Fourthly, students are to take their meals in packed form at their tables and can sleep or rest there. After three class periods, students are to do light stationary physical exercise for ten minutes, perhaps with some music accompaniment.

Fifth, students are to leave only when their parents or bus drivers text them to come or text their teachers.

I found that many students interact freely with one another outside the classrooms while waiting for their vehicles to fetch them. This free interaction must be avoided. School buses and vans must follow the SOP numbers of seating and not overload the vehicles like normally done.

Sixth, the first school session begins at 7.30 am to 11.30 am. The next school session begins at 1.30 pm to 5.30 pm. Teachers must leave the school as their classrooms will be taken up by another group of teachers and students.

Seventh, science and Kemahiran subjects must be done in theoretical manner. No practical work is allowed. Students could be asked to watch YouTube videos of construction and science-related experiments in laboratories. Teachers can demonstrate the experiments in front of the students. This is only for the next two years.
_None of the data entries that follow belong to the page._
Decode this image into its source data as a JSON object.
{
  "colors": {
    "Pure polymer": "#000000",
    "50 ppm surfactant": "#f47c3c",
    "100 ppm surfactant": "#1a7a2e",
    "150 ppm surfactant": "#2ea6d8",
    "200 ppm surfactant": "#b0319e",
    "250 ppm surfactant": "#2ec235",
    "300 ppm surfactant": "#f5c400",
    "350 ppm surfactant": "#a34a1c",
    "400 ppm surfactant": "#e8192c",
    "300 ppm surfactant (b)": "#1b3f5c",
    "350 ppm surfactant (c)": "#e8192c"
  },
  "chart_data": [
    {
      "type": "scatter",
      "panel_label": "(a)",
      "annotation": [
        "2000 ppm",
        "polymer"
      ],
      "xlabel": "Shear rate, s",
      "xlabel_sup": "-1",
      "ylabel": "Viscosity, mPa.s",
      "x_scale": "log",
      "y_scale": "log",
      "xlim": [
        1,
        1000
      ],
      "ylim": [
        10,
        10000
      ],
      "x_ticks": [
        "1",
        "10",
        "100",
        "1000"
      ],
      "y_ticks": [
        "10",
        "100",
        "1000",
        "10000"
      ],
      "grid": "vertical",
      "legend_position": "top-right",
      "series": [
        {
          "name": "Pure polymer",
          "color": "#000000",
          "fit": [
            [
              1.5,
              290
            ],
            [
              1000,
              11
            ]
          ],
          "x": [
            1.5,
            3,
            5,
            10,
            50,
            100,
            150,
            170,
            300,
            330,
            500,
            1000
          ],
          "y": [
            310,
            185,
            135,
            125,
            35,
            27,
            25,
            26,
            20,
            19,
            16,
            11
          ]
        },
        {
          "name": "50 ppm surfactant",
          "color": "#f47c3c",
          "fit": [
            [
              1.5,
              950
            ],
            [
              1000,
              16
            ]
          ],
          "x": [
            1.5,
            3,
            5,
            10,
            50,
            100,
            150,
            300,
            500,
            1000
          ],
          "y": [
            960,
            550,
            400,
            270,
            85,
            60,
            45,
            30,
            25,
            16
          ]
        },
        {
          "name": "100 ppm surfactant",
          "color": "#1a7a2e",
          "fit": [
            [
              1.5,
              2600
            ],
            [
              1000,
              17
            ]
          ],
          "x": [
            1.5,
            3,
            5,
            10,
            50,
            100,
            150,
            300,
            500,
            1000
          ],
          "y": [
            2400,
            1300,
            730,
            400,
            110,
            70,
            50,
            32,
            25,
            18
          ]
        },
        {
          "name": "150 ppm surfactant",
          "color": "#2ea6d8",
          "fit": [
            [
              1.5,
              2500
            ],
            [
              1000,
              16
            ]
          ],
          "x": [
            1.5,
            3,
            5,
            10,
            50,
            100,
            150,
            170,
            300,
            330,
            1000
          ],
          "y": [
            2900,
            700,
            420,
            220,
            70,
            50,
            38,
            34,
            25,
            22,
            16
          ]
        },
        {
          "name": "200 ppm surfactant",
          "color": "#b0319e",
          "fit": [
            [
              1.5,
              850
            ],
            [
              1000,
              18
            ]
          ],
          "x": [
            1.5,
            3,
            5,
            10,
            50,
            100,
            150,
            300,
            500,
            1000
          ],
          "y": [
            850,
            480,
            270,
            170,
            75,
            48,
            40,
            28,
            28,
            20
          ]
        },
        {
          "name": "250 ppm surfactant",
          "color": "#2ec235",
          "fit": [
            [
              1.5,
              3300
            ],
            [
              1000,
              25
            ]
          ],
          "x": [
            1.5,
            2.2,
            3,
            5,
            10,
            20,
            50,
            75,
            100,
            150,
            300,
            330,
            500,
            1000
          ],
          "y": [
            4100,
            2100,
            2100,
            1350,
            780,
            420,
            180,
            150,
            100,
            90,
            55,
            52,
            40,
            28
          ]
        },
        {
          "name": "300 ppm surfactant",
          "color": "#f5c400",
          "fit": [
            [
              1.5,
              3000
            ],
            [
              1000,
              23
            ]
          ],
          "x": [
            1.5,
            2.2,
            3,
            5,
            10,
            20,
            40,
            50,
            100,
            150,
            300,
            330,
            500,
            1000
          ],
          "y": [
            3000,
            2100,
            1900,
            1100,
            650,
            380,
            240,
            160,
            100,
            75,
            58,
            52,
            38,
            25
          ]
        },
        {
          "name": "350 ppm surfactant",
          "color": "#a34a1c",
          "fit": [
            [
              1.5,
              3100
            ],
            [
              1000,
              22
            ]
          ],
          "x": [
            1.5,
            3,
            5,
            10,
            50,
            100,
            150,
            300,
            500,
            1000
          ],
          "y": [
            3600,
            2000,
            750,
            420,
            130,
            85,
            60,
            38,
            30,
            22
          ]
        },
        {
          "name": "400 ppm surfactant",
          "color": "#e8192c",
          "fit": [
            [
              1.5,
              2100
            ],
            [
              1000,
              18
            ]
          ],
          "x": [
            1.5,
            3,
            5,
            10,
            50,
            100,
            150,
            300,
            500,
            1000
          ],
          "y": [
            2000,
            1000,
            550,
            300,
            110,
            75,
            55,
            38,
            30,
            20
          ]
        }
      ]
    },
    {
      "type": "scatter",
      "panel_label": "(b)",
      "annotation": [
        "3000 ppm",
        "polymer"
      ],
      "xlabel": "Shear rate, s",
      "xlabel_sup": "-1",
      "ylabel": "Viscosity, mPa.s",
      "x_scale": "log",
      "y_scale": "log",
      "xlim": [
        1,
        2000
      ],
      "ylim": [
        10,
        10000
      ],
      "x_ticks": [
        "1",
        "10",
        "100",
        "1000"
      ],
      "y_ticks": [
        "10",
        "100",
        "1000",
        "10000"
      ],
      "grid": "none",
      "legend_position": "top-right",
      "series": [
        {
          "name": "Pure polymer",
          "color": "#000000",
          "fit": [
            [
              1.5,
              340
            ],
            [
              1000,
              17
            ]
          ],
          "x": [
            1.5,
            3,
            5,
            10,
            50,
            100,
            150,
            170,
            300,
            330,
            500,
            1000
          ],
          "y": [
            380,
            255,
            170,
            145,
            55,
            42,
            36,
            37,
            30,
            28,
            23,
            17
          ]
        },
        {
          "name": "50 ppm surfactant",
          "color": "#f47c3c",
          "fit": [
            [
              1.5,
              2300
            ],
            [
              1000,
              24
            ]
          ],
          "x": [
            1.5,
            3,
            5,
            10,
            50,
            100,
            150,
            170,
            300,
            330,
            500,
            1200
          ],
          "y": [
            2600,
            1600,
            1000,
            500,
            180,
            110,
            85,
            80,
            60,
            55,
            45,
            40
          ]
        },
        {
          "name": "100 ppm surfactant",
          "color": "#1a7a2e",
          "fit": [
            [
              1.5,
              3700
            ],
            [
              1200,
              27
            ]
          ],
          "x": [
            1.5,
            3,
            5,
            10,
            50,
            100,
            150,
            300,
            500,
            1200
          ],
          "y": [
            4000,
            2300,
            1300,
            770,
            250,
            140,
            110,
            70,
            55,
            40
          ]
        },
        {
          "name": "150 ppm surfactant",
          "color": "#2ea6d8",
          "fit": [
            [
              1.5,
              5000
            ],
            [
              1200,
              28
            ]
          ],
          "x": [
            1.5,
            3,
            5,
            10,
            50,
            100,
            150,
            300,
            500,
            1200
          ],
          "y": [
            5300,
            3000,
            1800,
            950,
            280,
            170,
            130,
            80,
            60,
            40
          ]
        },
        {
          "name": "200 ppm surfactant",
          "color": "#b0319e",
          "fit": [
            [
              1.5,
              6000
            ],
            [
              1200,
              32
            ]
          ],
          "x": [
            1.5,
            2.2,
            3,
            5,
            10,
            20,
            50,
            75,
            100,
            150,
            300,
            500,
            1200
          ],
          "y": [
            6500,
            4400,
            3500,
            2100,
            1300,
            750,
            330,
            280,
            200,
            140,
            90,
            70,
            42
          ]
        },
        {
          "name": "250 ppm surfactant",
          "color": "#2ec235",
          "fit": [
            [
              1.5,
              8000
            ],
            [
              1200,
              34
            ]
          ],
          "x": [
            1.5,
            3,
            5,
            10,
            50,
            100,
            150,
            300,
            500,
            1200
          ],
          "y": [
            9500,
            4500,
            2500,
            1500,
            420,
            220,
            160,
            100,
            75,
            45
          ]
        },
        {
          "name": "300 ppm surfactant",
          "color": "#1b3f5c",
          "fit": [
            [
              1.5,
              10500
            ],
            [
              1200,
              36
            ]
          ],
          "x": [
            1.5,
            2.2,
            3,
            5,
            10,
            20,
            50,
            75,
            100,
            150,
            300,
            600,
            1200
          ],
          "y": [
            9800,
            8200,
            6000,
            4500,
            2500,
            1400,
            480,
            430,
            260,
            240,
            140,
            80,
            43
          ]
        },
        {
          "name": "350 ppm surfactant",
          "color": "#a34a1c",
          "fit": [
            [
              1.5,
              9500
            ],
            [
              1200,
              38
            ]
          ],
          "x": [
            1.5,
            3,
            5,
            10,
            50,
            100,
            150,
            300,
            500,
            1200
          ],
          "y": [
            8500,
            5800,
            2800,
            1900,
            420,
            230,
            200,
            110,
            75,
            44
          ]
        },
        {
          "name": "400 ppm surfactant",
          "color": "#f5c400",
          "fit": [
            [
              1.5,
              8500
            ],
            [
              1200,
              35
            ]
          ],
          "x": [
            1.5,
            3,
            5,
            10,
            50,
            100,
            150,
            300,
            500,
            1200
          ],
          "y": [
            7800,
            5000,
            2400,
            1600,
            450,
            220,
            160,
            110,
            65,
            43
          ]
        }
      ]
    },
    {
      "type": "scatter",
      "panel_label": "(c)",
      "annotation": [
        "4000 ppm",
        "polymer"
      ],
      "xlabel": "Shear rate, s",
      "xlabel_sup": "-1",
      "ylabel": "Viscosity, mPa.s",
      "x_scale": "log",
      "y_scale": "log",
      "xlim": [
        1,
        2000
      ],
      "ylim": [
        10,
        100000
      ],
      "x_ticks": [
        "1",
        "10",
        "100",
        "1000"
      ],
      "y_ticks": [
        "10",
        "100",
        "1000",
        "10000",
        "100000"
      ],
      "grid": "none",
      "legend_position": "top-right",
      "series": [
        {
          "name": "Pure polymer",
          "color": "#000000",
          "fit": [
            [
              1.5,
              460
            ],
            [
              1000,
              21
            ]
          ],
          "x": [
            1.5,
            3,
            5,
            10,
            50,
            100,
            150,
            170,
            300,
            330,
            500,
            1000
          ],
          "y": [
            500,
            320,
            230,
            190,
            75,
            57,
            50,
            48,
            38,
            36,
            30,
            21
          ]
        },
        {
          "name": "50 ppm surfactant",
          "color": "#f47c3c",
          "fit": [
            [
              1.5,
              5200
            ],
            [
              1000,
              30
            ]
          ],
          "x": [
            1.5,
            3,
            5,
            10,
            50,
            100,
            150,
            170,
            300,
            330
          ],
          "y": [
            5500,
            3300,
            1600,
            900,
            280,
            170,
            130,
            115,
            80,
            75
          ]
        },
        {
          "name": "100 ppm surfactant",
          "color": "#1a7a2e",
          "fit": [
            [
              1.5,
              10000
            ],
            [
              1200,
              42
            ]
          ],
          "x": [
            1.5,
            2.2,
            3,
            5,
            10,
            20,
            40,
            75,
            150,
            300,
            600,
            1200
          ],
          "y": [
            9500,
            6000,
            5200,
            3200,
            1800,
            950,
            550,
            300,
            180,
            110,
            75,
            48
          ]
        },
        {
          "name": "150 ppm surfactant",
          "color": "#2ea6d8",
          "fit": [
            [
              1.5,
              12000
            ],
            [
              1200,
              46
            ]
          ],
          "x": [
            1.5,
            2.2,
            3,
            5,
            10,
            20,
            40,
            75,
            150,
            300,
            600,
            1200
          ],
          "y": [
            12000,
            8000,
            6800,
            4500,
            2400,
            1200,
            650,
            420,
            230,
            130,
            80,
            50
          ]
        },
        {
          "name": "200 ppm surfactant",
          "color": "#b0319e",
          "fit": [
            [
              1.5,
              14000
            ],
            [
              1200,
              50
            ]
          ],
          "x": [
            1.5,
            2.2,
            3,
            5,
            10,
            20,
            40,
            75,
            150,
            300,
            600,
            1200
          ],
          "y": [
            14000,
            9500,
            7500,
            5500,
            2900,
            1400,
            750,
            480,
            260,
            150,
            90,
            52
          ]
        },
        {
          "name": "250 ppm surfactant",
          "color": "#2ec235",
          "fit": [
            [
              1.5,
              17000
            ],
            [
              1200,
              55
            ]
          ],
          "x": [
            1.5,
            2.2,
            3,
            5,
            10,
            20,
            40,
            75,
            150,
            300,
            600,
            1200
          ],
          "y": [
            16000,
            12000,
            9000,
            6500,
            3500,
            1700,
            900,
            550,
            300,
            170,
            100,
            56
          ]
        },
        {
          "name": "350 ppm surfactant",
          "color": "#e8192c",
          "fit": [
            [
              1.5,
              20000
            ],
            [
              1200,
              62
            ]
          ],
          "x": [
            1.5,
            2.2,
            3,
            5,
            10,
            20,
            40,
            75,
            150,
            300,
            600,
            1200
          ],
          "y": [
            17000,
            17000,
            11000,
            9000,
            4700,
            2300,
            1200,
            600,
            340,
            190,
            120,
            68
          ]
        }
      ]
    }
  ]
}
Eighth, if any school has problems with the 1:20 student ratio, the education ministry can hire the so many unemployed graduates to a two-year RM2,500 monthly contract term.

It's better to spend on our own graduates than build multi-purpose halls in communities that can't be used for another two years anyway.

It is only in thinking beyond the ordinary can we live side by side with the virus. The virus is here and will always be here and we need to live with it until our own immune system adapts to its ways.

The vaccine is no guarantee but hopefully speeds up the adaptability aspect of our own biological system.

Educating our children in schools is not just about filling their heads with knowledge of the world. It is also about social interaction, going outside and interacting safely in society.

Our children's psychological and intellectual growth must not be impeded substantially by the virus. It could only happen if we are willing to do what it takes to change, change and change our ways of teaching, learning, socializing and spending money where it matters.

(Professor Dr. Mohd Tajuddin Mohd Rasdi is Professor at a local university.)